Revolutionizing Feminism
Title | Revolutionizing Feminism PDF eBook |
Author | Anne E. Lacsamana |
Publisher | Routledge |
Pages | 145 |
Release | 2015-11-17 |
Genre | Political Science |
ISBN | 1317252756 |
Revolutionizing Feminism offers the first feminist analysis of the human rights crisis in the Philippines during the Arroyo presidency (2001-2010) and the declaration of the country as the 'second front' in the US-led 'war on terror'. During this period over 1,000 activists, including peasants, journalists and lawyers, were murdered.
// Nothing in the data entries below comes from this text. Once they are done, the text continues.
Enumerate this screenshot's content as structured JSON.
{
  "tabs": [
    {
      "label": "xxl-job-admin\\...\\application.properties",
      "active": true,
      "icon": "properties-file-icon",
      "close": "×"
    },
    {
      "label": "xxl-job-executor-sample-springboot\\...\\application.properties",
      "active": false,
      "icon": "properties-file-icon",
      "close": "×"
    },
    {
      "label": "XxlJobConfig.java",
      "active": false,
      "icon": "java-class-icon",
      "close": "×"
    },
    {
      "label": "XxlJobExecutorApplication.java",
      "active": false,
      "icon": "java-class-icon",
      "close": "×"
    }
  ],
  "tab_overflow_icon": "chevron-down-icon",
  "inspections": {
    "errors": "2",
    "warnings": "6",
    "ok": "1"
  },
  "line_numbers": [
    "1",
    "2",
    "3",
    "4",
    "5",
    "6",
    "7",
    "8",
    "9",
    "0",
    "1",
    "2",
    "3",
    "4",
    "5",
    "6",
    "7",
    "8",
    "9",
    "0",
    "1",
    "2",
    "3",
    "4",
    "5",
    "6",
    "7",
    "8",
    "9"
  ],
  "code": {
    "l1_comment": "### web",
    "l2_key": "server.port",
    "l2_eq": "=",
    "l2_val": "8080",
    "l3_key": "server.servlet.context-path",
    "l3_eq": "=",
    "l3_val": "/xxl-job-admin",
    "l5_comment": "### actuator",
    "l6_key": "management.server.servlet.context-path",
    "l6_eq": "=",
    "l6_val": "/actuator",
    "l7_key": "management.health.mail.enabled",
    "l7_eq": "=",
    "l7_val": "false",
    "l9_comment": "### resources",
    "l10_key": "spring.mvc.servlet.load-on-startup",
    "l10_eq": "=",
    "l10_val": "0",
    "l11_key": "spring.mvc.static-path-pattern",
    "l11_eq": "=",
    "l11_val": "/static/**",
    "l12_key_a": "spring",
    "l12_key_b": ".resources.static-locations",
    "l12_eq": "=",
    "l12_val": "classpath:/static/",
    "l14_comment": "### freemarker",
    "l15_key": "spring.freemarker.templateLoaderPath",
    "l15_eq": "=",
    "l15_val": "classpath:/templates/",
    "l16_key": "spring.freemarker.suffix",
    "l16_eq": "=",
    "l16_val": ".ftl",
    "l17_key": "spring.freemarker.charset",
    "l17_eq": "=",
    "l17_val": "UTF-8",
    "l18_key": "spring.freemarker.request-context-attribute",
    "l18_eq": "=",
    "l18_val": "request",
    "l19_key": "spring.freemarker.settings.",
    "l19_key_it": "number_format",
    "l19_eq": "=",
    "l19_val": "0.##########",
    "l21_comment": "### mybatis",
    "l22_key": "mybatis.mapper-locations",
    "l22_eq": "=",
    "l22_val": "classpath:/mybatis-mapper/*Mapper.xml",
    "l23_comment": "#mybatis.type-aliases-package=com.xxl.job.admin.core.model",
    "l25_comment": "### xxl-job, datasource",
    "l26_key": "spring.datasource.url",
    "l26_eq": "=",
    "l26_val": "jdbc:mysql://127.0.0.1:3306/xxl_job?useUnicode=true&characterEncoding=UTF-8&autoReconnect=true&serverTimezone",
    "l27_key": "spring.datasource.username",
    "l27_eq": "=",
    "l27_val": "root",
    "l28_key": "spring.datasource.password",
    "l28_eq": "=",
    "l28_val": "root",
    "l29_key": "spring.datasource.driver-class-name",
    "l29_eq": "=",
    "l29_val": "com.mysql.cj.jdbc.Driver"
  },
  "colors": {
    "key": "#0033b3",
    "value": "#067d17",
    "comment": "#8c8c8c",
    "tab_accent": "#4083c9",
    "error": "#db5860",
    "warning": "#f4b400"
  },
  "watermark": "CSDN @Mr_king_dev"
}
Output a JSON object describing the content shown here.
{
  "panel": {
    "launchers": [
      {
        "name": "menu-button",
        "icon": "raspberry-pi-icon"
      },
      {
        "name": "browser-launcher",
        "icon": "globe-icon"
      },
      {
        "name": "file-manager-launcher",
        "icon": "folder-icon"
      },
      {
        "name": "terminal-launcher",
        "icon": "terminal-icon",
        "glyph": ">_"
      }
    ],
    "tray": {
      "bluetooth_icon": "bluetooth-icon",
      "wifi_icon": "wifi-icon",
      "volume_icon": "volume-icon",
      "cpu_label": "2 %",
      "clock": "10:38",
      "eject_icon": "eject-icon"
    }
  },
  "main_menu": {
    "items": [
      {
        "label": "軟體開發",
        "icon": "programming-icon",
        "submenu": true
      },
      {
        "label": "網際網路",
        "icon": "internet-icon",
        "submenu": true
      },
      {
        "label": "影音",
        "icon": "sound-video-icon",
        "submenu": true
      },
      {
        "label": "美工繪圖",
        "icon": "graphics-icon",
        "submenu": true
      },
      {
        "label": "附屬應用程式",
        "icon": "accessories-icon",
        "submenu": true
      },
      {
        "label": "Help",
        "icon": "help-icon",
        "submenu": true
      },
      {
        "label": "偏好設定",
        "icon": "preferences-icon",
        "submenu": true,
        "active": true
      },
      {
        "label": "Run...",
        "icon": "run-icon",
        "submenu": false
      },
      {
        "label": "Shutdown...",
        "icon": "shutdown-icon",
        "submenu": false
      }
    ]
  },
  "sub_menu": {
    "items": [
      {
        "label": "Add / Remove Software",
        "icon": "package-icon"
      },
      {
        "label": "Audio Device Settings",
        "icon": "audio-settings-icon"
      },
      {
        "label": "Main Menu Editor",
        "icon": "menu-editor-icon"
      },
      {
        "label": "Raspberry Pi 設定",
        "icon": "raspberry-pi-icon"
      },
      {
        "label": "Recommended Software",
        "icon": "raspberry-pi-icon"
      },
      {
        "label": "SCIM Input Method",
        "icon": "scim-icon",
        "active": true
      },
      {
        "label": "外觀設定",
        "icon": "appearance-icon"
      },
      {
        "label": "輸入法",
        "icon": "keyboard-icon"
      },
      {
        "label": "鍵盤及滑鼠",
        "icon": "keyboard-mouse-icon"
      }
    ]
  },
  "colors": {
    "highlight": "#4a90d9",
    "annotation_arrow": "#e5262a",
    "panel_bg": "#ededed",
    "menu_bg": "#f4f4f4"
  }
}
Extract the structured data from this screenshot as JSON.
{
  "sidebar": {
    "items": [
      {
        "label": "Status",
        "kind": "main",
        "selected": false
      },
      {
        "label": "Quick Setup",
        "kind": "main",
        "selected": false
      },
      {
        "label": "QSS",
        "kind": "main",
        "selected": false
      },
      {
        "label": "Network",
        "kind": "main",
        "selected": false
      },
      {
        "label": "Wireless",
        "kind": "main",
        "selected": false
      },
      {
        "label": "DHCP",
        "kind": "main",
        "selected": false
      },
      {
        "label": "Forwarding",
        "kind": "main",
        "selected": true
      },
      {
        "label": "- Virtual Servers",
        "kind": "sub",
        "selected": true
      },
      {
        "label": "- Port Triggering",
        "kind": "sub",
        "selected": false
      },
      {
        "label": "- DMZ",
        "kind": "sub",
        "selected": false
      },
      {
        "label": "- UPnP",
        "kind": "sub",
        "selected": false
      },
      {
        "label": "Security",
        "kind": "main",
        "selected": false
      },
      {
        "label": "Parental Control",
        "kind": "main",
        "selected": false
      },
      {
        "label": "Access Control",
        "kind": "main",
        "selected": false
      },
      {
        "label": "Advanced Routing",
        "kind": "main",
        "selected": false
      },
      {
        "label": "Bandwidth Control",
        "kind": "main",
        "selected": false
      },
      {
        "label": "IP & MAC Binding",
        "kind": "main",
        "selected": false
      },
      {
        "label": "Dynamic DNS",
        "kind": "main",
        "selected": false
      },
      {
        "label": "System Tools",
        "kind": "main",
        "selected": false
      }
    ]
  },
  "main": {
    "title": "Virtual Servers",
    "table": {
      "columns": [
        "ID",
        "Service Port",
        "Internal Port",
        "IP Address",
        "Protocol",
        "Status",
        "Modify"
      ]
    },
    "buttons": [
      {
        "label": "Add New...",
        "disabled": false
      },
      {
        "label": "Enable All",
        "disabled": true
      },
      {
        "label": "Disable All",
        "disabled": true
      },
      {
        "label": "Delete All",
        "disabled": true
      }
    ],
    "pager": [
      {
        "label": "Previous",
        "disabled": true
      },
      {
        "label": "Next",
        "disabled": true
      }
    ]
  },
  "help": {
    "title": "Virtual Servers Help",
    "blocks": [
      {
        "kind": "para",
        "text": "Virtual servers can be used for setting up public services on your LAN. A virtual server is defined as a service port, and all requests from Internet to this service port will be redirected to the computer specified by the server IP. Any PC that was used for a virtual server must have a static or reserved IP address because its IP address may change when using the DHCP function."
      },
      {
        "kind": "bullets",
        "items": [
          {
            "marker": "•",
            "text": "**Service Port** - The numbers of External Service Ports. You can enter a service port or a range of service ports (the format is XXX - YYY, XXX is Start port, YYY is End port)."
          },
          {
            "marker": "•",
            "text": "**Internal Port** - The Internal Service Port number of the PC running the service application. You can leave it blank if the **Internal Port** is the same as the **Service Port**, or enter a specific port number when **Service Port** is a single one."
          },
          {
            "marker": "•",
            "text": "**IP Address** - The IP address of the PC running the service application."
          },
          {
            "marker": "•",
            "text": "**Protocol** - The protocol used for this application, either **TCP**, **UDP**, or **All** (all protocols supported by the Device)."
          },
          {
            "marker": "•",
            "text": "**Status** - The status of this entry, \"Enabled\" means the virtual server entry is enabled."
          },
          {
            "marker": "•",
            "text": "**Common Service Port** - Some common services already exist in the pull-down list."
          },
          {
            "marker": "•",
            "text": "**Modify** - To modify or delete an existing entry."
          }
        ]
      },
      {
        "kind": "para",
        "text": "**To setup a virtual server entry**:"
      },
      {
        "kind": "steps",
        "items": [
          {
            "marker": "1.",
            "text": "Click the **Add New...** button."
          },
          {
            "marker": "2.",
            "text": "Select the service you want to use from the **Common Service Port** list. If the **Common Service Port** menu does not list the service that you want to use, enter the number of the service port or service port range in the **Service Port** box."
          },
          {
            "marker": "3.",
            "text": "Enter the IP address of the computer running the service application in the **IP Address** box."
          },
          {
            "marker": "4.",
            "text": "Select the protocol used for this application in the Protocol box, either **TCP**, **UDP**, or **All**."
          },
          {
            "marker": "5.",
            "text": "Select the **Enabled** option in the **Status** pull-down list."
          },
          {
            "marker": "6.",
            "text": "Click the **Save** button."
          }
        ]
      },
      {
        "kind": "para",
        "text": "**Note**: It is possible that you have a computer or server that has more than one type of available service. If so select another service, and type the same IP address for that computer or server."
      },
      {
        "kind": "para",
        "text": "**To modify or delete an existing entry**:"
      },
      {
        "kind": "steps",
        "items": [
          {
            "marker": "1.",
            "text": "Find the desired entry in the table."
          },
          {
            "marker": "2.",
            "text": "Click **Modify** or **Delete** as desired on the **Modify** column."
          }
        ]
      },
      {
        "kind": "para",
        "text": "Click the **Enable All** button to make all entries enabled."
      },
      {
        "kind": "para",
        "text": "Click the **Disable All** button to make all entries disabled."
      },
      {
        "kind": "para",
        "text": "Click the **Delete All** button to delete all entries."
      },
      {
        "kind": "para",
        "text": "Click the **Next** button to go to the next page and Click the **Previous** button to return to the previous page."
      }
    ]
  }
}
Lacsamana situates Filipino women within the international division of labour, showing the connection between the 'super-exploitation' of their labour power at home and their migration abroad as domestic workers, nurses, nannies, entertainers, and 'mail-order brides'. In contrast to the cultural turn in feminist theorising that has retreated from the concepts of class and class exploitation, Revolutionizing Feminism seeks to reorient feminist scholarship in order to better understand the material realties of those living in an increasingly unstable and impoverished global south.
Revolution of the Mind
Title | Revolution of the Mind PDF eBook |
Author | Michael David-Fox |
Publisher | Cornell University Press |
Pages | 332 |
Release | 1997 |
Genre | Education |
ISBN | 9780801431289 |
Content Description #Includes bibliographical references (p. ) and index.